Mangaificent breasts
Big Tits Zombie (MA15+) now available through Madman
Joan Rivers: A Piece of Work (MA15+) now available through Madman
Lemmy (MA15+) now available through Hopscotch
Gainsbourg (M) available through Hopscotch from 17 March
With such a title, you’re not really going to have any misconceptions if you pick up Big Tits Zombie from the shelves – this is really going to be one for the hard-core zombie tragics. And after all, director, Takao Nakano has already made films like Sumo Vixens and Sexual Parasite: Killer Pussy so zombies and breasts should come as no surprise. Based on popular manga, and featuring performances by several Japanese porn actresses, everything about this film is what you might expect, and certainly brings nothing new to the genre, or anything else for that matter. This is one for the cult followers. Oh, and if it makes any difference, the DVD comes with old-style 3D glasses!)

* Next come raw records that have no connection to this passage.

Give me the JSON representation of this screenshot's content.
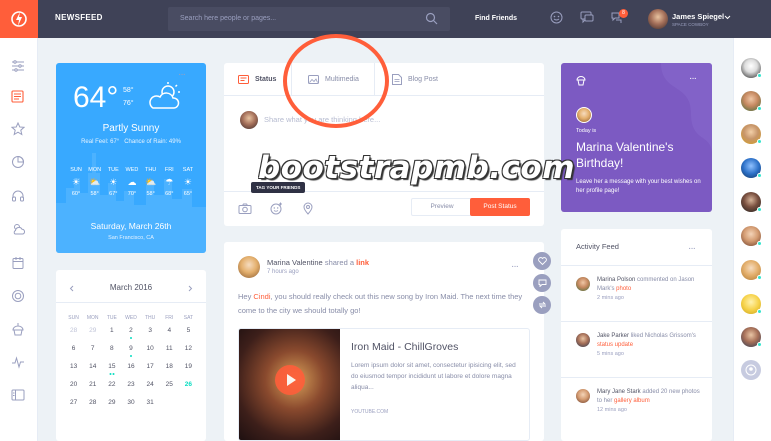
{
  "header": {
    "brand": "NEWSFEED",
    "search_placeholder": "Search here people or pages...",
    "find_friends": "Find Friends",
    "notification_count": "8",
    "user_name": "James Spiegel",
    "user_sub": "SPACE COWBOY",
    "accent": "#ff5e3a"
  },
  "left_sidebar": {
    "icons": [
      "menu-icon",
      "newsfeed-icon",
      "star-icon",
      "chart-icon",
      "headphones-icon",
      "weather-icon",
      "calendar-icon",
      "badge-icon",
      "cupcake-icon",
      "stats-icon",
      "manage-icon"
    ]
  },
  "weather": {
    "temp": "64°",
    "high": "58°",
    "low": "76°",
    "description": "Partly Sunny",
    "real_feel": "Real Feel: 67°",
    "rain": "Chance of Rain: 49%",
    "days": [
      {
        "name": "SUN",
        "temp": "60°"
      },
      {
        "name": "MON",
        "temp": "58°"
      },
      {
        "name": "TUE",
        "temp": "67°"
      },
      {
        "name": "WED",
        "temp": "70°"
      },
      {
        "name": "THU",
        "temp": "58°"
      },
      {
        "name": "FRI",
        "temp": "68°"
      },
      {
        "name": "SAT",
        "temp": "65°"
      }
    ],
    "date": "Saturday, March 26th",
    "location": "San Francisco, CA",
    "color": "#38a9ff"
  },
  "calendar": {
    "month": "March 2016",
    "weekdays": [
      "SUN",
      "MON",
      "TUE",
      "WED",
      "THU",
      "FRI",
      "SAT"
    ],
    "rows": [
      [
        "28",
        "29",
        "1",
        "2",
        "3",
        "4",
        "5"
      ],
      [
        "6",
        "7",
        "8",
        "9",
        "10",
        "11",
        "12"
      ],
      [
        "13",
        "14",
        "15",
        "16",
        "17",
        "18",
        "19"
      ],
      [
        "20",
        "21",
        "22",
        "23",
        "24",
        "25",
        "26"
      ],
      [
        "27",
        "28",
        "29",
        "30",
        "31",
        "",
        ""
      ]
    ],
    "today": "26"
  },
  "composer": {
    "tabs": [
      "Status",
      "Multimedia",
      "Blog Post"
    ],
    "placeholder": "Share what you are thinking here...",
    "tooltip": "TAG YOUR FRIENDS",
    "preview": "Preview",
    "post": "Post Status"
  },
  "post": {
    "author": "Marina Valentine",
    "action": "shared a",
    "action_link": "link",
    "time": "7 hours ago",
    "text_before": "Hey ",
    "mention": "Cindi",
    "text_after": ", you should really check out this new song by Iron Maid. The next time they come to the city we should totally go!",
    "link_title": "Iron Maid - ChillGroves",
    "link_desc": "Lorem ipsum dolor sit amet, consectetur ipisicing elit, sed do eiusmod tempor incididunt ut labore et dolore magna aliqua...",
    "link_source": "YOUTUBE.COM"
  },
  "birthday": {
    "small": "Today is",
    "name": "Marina Valentine's Birthday!",
    "msg": "Leave her a message with your best wishes on her profile page!",
    "color": "#7c5ac2"
  },
  "activity": {
    "title": "Activity Feed",
    "items": [
      {
        "name": "Marina Polson",
        "verb": "commented on Jason Mark's",
        "target": "photo",
        "time": "2 mins ago"
      },
      {
        "name": "Jake Parker",
        "verb": "liked Nicholas Grissom's",
        "target": "status update",
        "time": "5 mins ago"
      },
      {
        "name": "Mary Jane Stark",
        "verb": "added 20 new photos to her",
        "target": "gallery album",
        "time": "12 mins ago"
      }
    ]
  },
  "watermark": "bootstrapmb.com"
}
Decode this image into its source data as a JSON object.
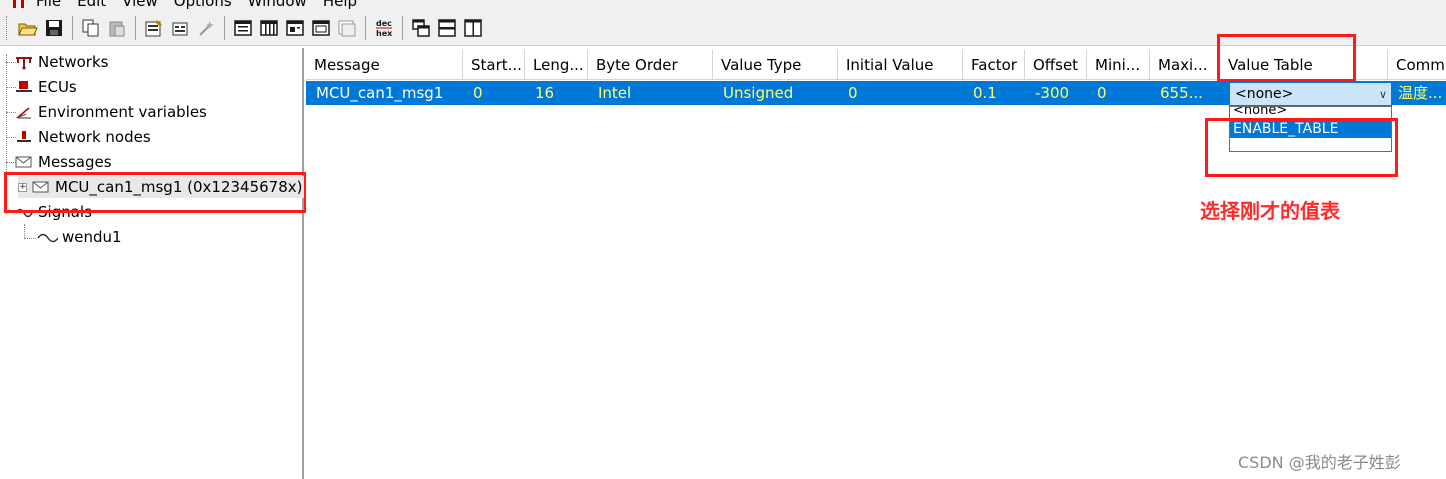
{
  "menubar": {
    "items": [
      "File",
      "Edit",
      "View",
      "Options",
      "Window",
      "Help"
    ]
  },
  "toolbar": {
    "buttons": [
      {
        "icon": "open-folder-icon"
      },
      {
        "icon": "save-icon"
      },
      {
        "icon": "copy-icon"
      },
      {
        "icon": "paste-icon"
      },
      {
        "icon": "properties-icon"
      },
      {
        "icon": "edit-icon"
      },
      {
        "icon": "wizard-icon"
      },
      {
        "icon": "view1-icon"
      },
      {
        "icon": "view2-icon"
      },
      {
        "icon": "view3-icon"
      },
      {
        "icon": "view4-icon"
      },
      {
        "icon": "view5-icon"
      },
      {
        "icon": "dec-hex-icon",
        "text": "dec\nhex"
      },
      {
        "icon": "cascade-icon"
      },
      {
        "icon": "tile-horizontal-icon"
      },
      {
        "icon": "tile-vertical-icon"
      }
    ]
  },
  "tree": {
    "networks": "Networks",
    "ecus": "ECUs",
    "env_vars": "Environment variables",
    "network_nodes": "Network nodes",
    "messages": "Messages",
    "message_child": "MCU_can1_msg1 (0x12345678x)",
    "signals": "Signals",
    "signal_child": "wendu1"
  },
  "table": {
    "headers": [
      "Message",
      "Start...",
      "Leng...",
      "Byte Order",
      "Value Type",
      "Initial Value",
      "Factor",
      "Offset",
      "Mini...",
      "Maxi...",
      "Value Table",
      "Comm"
    ],
    "row": [
      "MCU_can1_msg1",
      "0",
      "16",
      "Intel",
      "Unsigned",
      "0",
      "0.1",
      "-300",
      "0",
      "655...",
      "<none>",
      "温度..."
    ]
  },
  "combo": {
    "value": "<none>",
    "options": [
      "<none>",
      "ENABLE_TABLE"
    ]
  },
  "annotation": "选择刚才的值表",
  "watermark": "CSDN @我的老子姓彭",
  "colors": {
    "highlight": "#0078d7",
    "row_text": "#ffff66",
    "annotation": "#ff2a2a"
  }
}
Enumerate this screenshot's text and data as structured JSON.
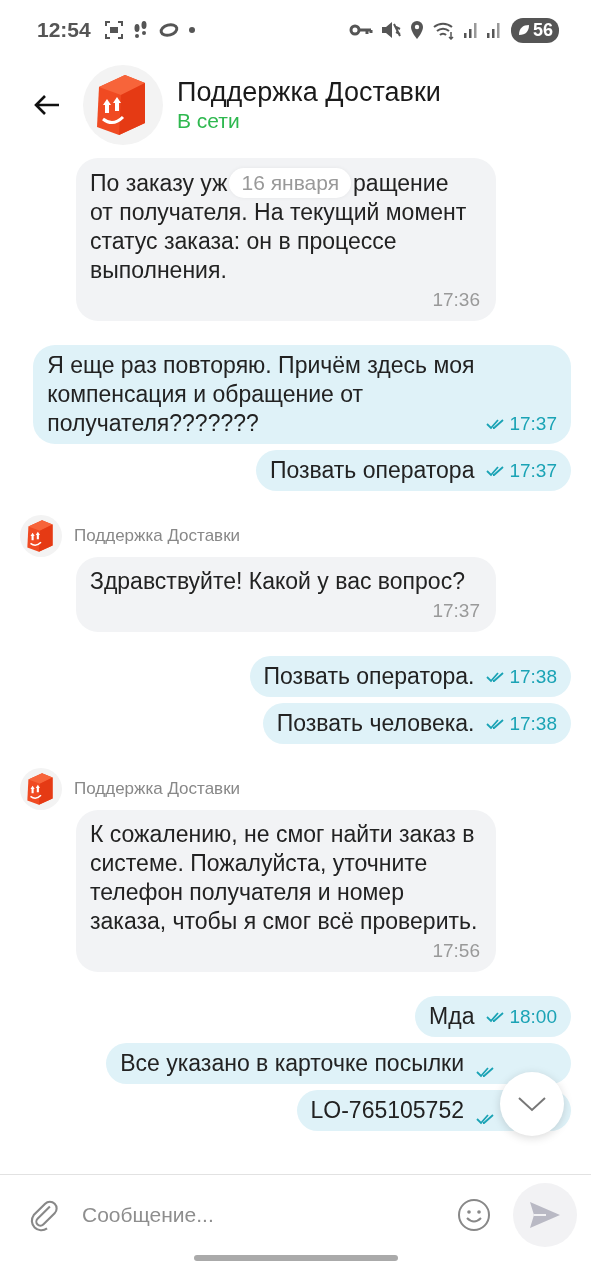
{
  "status_bar": {
    "time": "12:54",
    "battery": "56"
  },
  "header": {
    "title": "Поддержка Доставки",
    "status": "В сети",
    "online": true
  },
  "chat": {
    "date": "16 января",
    "messages": [
      {
        "kind": "incoming",
        "text": [
          "По заказу уж",
          "ращение",
          "от получателя. На текущий момент\nстатус заказа: он в процессе\nвыполнения."
        ],
        "time": "17:36"
      },
      {
        "kind": "outgoing",
        "text": "Я еще раз повторяю. Причём здесь моя\nкомпенсация и обращение от\nполучателя???????",
        "time": "17:37",
        "read": true
      },
      {
        "kind": "outgoing",
        "text": "Позвать оператора",
        "time": "17:37",
        "read": true
      },
      {
        "kind": "sender",
        "name": "Поддержка Доставки"
      },
      {
        "kind": "incoming",
        "text": "Здравствуйте! Какой у вас вопрос?",
        "time": "17:37"
      },
      {
        "kind": "outgoing",
        "text": "Позвать оператора.",
        "time": "17:38",
        "read": true
      },
      {
        "kind": "outgoing",
        "text": "Позвать человека.",
        "time": "17:38",
        "read": true
      },
      {
        "kind": "sender",
        "name": "Поддержка Доставки"
      },
      {
        "kind": "incoming",
        "text": "К сожалению, не смог найти заказ в\nсистеме. Пожалуйста, уточните\nтелефон получателя и номер\nзаказа, чтобы я смог всё проверить.",
        "time": "17:56"
      },
      {
        "kind": "outgoing",
        "text": "Мда",
        "time": "18:00",
        "read": true
      },
      {
        "kind": "outgoing",
        "text": "Все указано в карточке посылки",
        "read": true
      },
      {
        "kind": "outgoing",
        "text": "LO-765105752",
        "read": true
      }
    ]
  },
  "composer": {
    "placeholder": "Сообщение..."
  }
}
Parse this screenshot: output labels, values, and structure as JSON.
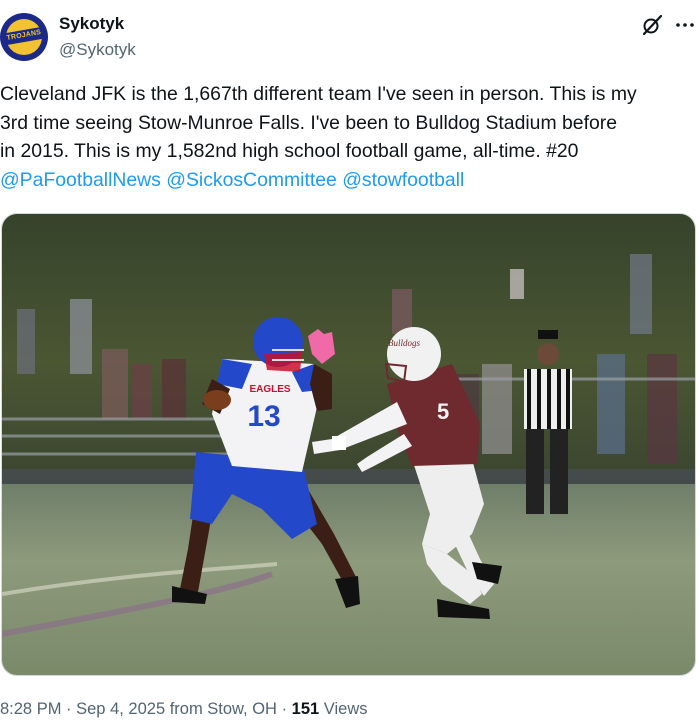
{
  "author": {
    "display_name": "Sykotyk",
    "handle": "@Sykotyk",
    "avatar_text": "TROJANS"
  },
  "icons": {
    "grok": "grok-icon",
    "more": "more-options-icon"
  },
  "tweet": {
    "line1": "Cleveland JFK is the 1,667th different team I've seen in person. This is my",
    "line2": "3rd time seeing Stow-Munroe Falls. I've been to Bulldog Stadium before",
    "line3": "in 2015. This is my 1,582nd high school football game, all-time. #20",
    "mentions": [
      "@PaFootballNews",
      "@SickosCommittee",
      "@stowfootball"
    ]
  },
  "media": {
    "jersey_number": "13",
    "jersey_word": "EAGLES",
    "helmet_word": "Bulldogs"
  },
  "meta": {
    "time": "8:28 PM",
    "sep1": " · ",
    "date": "Sep 4, 2025 from Stow, OH",
    "sep2": " · ",
    "views_count": "151",
    "views_label": " Views"
  },
  "colors": {
    "link": "#1d9bf0",
    "secondary_text": "#536471",
    "eagles_blue": "#2348c9",
    "bulldogs_maroon": "#6e2a2e"
  }
}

I’ll confess to my relative ignorance about Joan Rivers before watching this documentary about her, other than being aware of her reputation for smoky-voiced controversy and an extraordinary devotion to plastic surgery.
But Joan Rivers: A Piece of Work (above)sheds a different light on one of the hardest working 75-year-olds in the business.
Following Rivers over a year, this film offers a surprisingly sensitive view of such a publicly caustic figure.
And just quickly before I finish up for this issue of The Binge, I think aficionados of the heavy metal band Motörhead will be keen to pick up the Hopscotch doco, Lemmy, which examines the life of Ian “Lemmy” Kilmister. With the tagline, 49% Motherfucker. 51% Son of a Bitch., the DVD’s extras offer a significant chunk of Motörhead performances and an extended session with Metallica.
Finally, Gainsbourg dramatises the life of legendary French singer-songwriter, actor and director, Serge Gainsbourg; based on the graphic novel by Joann Sfar, the film recently picked up three Césars in France.